Only 65 percent of the force's combat units were considered operating at the military's best levels of readiness in December and January, the official said on condition of anonymity. That means roughly 115 of its 329 combat units were not fully capable of performing their mission.

The rating is based on calculations of whether the units have the people, supplies, equipment and training to do their jobs — and it's been steadily declining for years.

The 65 percent rating early this year, for instance, compares with 95 percent readiness in 1989 and 76 percent at the end of 1998, the official said.

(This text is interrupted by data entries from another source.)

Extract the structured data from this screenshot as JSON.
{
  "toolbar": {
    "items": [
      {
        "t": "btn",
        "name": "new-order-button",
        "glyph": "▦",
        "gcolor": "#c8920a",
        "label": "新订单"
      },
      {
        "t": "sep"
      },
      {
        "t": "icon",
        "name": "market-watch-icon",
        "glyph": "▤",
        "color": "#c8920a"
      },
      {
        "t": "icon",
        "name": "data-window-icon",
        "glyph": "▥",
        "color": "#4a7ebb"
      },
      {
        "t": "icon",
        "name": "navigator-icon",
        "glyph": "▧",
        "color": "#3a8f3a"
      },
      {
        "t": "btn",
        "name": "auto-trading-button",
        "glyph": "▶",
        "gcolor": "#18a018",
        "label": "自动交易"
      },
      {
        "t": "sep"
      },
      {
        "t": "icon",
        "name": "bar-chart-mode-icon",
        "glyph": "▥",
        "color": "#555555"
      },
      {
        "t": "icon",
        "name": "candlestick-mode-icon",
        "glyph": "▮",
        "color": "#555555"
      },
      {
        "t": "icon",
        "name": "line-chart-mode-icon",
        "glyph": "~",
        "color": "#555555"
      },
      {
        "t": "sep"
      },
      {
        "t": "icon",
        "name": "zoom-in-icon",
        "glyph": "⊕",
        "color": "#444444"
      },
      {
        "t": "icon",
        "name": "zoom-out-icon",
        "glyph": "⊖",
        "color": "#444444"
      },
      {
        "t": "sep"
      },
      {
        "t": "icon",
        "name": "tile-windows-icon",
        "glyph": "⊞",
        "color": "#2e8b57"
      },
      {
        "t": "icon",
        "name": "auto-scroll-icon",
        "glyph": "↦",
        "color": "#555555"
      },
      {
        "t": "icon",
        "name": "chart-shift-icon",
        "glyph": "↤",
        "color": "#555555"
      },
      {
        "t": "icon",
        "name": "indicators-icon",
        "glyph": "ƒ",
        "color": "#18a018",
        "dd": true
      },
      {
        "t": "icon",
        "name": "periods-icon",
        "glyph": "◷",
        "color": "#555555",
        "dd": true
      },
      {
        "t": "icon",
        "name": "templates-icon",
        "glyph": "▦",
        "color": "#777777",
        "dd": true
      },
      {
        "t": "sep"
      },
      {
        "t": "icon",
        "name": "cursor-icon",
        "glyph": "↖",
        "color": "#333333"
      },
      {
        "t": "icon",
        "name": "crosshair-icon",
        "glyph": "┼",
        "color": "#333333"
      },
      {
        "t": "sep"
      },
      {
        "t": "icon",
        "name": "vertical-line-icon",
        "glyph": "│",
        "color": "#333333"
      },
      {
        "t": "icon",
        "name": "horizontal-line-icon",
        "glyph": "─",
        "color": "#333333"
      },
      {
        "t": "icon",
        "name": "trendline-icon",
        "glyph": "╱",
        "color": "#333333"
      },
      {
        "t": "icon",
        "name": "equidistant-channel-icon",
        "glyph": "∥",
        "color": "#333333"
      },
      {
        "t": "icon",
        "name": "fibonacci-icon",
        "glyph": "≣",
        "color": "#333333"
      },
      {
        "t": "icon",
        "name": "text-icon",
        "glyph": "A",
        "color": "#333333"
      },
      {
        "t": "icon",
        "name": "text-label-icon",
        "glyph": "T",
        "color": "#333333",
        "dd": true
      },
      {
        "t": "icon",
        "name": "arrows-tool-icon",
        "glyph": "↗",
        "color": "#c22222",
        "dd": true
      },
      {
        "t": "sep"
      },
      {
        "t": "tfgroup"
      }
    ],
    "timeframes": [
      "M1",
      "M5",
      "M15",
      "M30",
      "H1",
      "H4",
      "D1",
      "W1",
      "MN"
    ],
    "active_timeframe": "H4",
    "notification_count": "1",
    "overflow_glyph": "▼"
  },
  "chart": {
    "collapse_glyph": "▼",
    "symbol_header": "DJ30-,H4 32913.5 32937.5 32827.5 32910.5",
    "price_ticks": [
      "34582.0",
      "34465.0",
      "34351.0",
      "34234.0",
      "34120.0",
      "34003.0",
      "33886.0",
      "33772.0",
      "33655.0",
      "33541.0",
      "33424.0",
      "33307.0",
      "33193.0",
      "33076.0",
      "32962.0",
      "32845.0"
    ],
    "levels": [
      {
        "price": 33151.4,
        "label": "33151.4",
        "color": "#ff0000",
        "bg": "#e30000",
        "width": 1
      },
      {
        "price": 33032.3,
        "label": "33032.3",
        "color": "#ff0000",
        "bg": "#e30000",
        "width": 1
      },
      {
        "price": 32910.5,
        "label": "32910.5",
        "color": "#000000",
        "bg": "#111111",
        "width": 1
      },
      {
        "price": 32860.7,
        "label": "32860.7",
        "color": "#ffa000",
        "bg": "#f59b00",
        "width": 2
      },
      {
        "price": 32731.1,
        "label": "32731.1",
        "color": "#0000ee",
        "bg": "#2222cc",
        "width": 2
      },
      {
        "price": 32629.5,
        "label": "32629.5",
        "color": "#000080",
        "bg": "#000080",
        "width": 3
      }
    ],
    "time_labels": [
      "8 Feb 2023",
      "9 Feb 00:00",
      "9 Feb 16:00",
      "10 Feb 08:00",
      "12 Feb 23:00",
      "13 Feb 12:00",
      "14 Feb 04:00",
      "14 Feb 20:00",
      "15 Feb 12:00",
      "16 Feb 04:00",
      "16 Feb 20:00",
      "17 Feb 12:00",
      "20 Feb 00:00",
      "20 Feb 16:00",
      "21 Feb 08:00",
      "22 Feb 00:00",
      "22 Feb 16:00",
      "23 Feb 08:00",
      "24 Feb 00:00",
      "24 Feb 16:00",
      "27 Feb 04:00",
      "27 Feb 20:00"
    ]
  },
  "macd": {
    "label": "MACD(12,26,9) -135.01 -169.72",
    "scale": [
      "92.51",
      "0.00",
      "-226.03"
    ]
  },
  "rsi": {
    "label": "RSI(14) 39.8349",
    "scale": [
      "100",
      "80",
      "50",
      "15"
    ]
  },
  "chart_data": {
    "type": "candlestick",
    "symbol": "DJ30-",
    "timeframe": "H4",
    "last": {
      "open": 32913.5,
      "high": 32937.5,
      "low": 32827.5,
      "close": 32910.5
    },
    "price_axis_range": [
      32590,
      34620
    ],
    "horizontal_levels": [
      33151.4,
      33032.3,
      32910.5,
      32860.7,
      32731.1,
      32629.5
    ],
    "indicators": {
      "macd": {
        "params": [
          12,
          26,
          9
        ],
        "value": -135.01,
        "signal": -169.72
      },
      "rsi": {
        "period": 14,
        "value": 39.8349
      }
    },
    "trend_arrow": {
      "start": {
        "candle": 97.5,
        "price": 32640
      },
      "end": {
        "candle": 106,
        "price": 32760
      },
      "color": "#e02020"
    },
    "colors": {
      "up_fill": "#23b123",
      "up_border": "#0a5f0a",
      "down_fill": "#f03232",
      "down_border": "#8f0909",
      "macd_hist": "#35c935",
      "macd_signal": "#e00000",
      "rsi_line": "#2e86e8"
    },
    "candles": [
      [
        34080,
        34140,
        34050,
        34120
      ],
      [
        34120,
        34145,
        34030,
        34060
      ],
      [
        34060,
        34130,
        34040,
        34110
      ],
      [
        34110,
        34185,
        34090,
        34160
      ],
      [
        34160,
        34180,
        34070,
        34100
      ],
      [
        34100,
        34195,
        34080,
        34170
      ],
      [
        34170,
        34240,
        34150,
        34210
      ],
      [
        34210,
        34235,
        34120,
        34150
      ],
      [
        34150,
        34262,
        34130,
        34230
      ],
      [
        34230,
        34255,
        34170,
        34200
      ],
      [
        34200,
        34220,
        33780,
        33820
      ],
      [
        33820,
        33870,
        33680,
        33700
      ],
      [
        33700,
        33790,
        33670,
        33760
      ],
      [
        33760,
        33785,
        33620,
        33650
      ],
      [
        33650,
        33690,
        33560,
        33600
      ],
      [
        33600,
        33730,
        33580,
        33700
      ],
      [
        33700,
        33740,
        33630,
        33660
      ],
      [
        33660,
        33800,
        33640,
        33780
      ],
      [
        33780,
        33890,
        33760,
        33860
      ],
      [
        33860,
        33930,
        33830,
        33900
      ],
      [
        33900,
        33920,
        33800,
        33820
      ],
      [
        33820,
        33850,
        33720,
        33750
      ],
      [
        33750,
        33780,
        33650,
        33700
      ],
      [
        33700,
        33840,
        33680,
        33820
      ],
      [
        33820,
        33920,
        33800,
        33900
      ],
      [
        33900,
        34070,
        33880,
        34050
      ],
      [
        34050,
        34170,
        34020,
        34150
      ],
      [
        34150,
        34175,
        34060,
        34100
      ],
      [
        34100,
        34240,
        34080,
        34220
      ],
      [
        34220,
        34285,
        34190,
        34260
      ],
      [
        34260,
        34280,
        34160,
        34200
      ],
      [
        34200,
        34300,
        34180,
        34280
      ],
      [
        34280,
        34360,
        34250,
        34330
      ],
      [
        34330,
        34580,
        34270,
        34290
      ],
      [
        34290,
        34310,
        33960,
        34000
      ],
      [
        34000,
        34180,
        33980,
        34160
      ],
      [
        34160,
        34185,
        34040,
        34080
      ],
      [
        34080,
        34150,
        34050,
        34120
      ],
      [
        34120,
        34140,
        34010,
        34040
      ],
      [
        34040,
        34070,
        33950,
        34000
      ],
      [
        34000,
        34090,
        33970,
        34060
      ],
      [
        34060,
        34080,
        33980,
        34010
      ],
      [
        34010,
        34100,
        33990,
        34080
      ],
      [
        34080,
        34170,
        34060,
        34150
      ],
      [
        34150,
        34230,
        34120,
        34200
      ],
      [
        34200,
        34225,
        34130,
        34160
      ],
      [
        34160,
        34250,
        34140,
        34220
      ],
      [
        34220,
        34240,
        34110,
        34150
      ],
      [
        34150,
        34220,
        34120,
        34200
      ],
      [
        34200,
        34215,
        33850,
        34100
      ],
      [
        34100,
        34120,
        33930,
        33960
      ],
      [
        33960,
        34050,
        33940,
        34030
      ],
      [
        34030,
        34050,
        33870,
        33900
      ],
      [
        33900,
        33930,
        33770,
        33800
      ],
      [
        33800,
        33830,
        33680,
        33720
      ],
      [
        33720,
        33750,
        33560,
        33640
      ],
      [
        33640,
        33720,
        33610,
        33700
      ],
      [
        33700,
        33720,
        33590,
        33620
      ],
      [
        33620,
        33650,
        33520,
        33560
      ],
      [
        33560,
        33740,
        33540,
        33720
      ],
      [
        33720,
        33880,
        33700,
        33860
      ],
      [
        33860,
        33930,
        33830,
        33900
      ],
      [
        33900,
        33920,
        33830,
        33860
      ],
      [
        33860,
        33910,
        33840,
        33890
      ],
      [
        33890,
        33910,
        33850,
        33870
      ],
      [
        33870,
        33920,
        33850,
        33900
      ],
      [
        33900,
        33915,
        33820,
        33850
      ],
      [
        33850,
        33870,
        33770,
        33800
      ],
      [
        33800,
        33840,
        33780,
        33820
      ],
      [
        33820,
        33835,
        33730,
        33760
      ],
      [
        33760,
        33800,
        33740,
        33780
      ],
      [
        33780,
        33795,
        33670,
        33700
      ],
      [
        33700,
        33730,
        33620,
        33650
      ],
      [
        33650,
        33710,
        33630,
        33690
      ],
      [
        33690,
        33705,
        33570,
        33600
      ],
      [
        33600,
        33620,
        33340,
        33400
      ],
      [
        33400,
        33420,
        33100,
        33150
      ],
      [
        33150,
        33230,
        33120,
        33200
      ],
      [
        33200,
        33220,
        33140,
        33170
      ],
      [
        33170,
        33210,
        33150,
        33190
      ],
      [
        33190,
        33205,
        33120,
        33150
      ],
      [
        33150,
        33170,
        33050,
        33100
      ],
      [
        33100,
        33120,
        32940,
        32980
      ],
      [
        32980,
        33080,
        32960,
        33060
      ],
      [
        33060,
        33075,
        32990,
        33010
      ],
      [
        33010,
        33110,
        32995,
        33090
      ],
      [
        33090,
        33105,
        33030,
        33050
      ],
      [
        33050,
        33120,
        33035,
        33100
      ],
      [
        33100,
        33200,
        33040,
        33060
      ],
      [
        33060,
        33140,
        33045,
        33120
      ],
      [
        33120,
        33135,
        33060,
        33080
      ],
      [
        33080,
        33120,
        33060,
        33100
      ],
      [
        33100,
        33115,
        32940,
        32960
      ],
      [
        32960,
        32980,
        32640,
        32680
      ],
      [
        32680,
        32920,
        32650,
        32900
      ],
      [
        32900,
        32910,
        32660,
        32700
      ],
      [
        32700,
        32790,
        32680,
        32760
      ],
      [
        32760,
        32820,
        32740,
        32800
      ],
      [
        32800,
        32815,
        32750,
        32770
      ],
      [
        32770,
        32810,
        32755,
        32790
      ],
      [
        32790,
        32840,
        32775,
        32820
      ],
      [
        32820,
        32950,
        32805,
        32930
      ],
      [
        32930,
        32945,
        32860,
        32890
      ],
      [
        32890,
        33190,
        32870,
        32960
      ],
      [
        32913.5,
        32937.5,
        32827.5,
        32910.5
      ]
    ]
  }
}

The official blamed budgets that didn't allow enough for spare parts and didn't offer service members salaries competitive in today's booming U.S. economy. That has meant a loss of pilots to the nation's commercial airlines and of other personnel to other civilian jobs.

``I think that all of us underestimated the amount of money you needed to keep the force going'' after the of post-Cold War drawdown in people, equipment and so on, he said.

The Air Force has been downsized by 40 percent.

And in one year, for example, only 81 percent of what was needed for spare parts was budgeted. ``That catches up with you,'' he said.

He also blamed the aging fleet of aircraft and increasing tempo of operations, naming the 1990-91 Gulf War, the bombing crusade two years ago to punish Iraq for not cooperating with U.N. weapons inspectors and last year's NATO-led war in Kosovo.

The rating had moved back up slightly since January, to 67 percent as of April 1, because the Air Force purposely cut back on some tasks and took the lull in activity to catch up on some training, put extra money towards restocking supplies and do maintenance.

Besides combat units, there are more than 2600 other units in the force, and those are considered at 81 percent readiness.

``We're hoping in 2000-2001 that our readiness is going to turn around,'' he said, because of salary increases approved last year and efforts to increase recruiting.